Pope Benedict XVI’s aide acknowledges criticism about memoir

ROME (AP) — The longtime secretary to Pope Benedict XVI acknowledged Sunday that his inform-all memoir, printed in the days following Benedict’s loss of life, experienced been criticized for casting Pope Francis in an unfavorable mild, but insisted that some of the polemics had been extra about prejudice than anything else.

In some of his very first public remarks since Benedict’s Dec. 31 dying, Archbishop Georg Gaenswin explained he remained faithful to Francis and that he was however waiting for the pontiff to give him a new task.

Gaenswein’s long run has been the issue of considerably speculation pursuing Benedict’s loss of life and the publication of “Nothing But the Real truth: My Lifetime Beside Pope Benedict XVI.” In the memoir, Gaenswein charted his virtually 30 several years doing work with Benedict, but also settled old scores, discovered palace intrigues and thorough some of the terrible blood that accrued in the course of the decade in which Benedict lived as a retired pope together with Francis.

Posted through the psychological interval close to Benedict’s Jan. 5 funeral, the e book came to encapsulate the conservative criticism that has been directed at Francis and his far more progressive bent by people nostalgic for Benedict’s doctrinaire papacy.

Talking to Sky TG24 Sunday following celebrating Mass at a Rome-area church, Gaenswein acknowledged his e book experienced elevated eyebrows both for its material and the timing of its publication.

“There are and will be criticisms,” he claimed. “And I have to live with the criticisms.”

He mentioned that he welcomed nicely-founded criticism.

“If the criticisms are not nicely-founded, but are criticisms from prejudice or other unfounded motives, I have to take them, but I are unable to take them seriously. Correct criticism I take and I study from,” he said.
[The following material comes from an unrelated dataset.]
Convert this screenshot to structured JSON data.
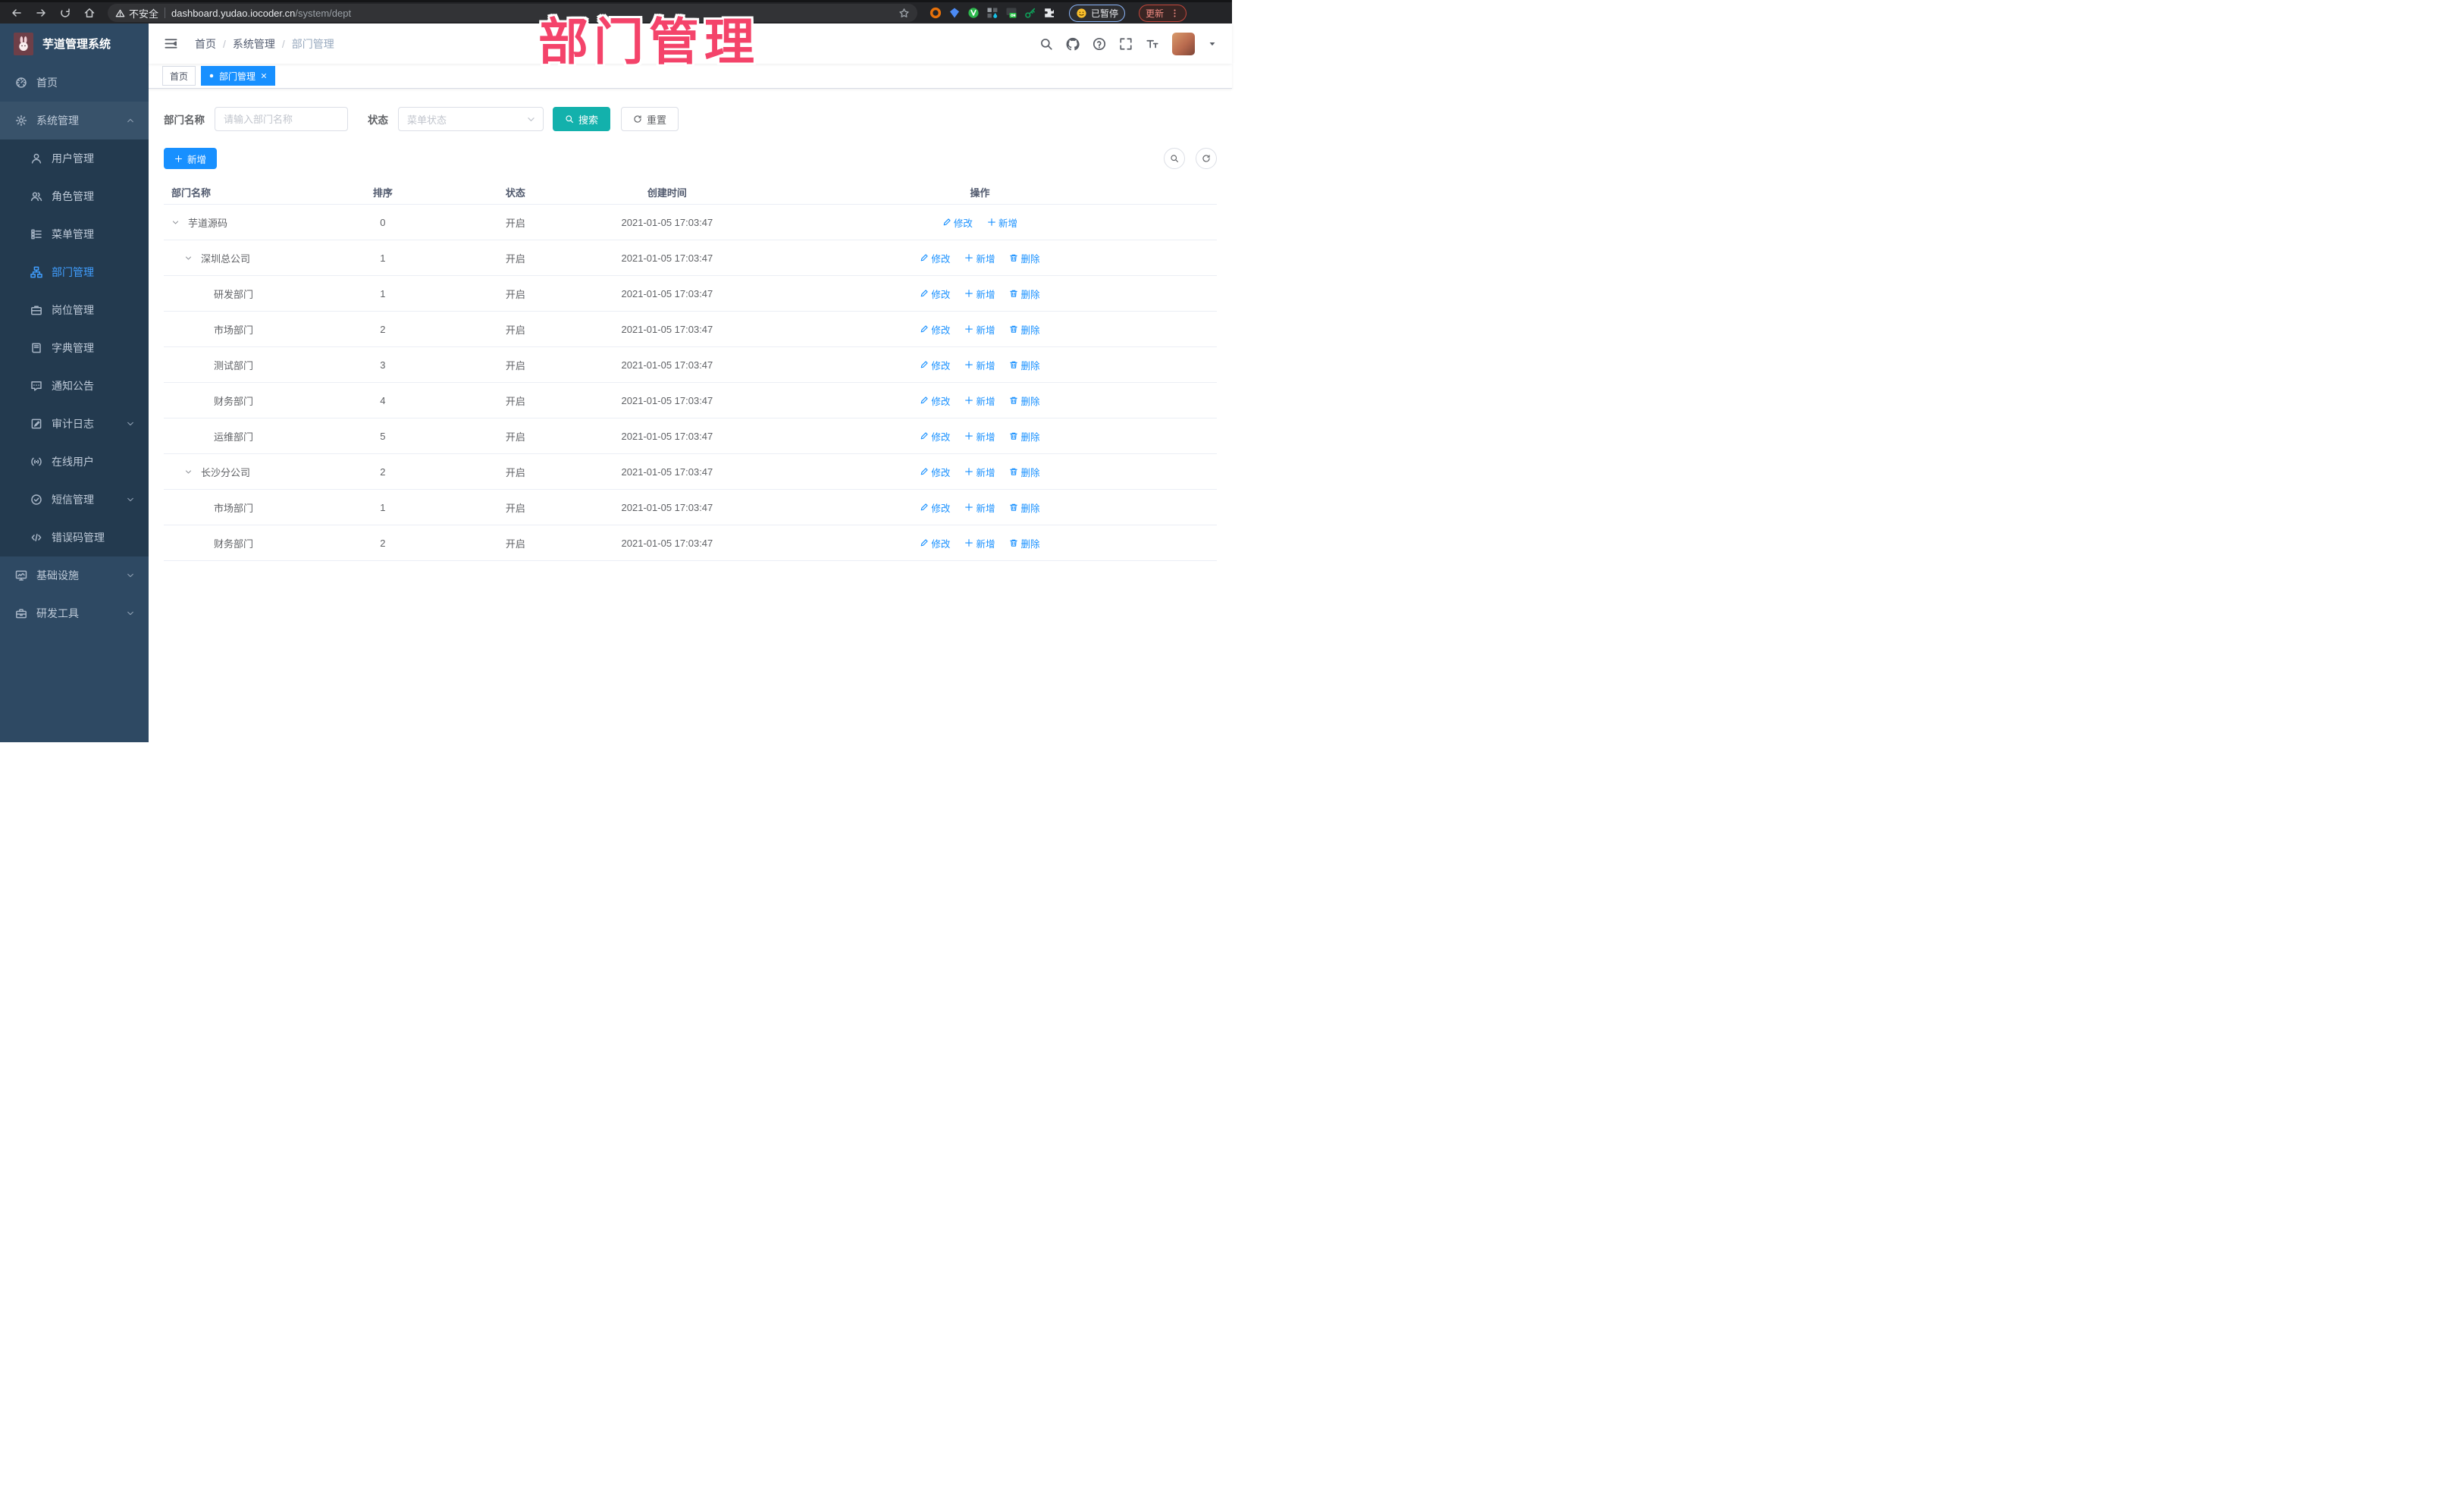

He spoke to Sky at Santa Maria Consolatrice, which was the titular church of Benedict when he was Cardinal Joseph Ratzinger. Following the Mass, a plaque honoring the late pope was unveiled.

In an interview with The Linked Press on Jan. 24, Francis responded to Gaenswein’s critiques, and people of other conservatives, by declaring they ended up normal following 10 decades and proved that the prelates felt free to communicate.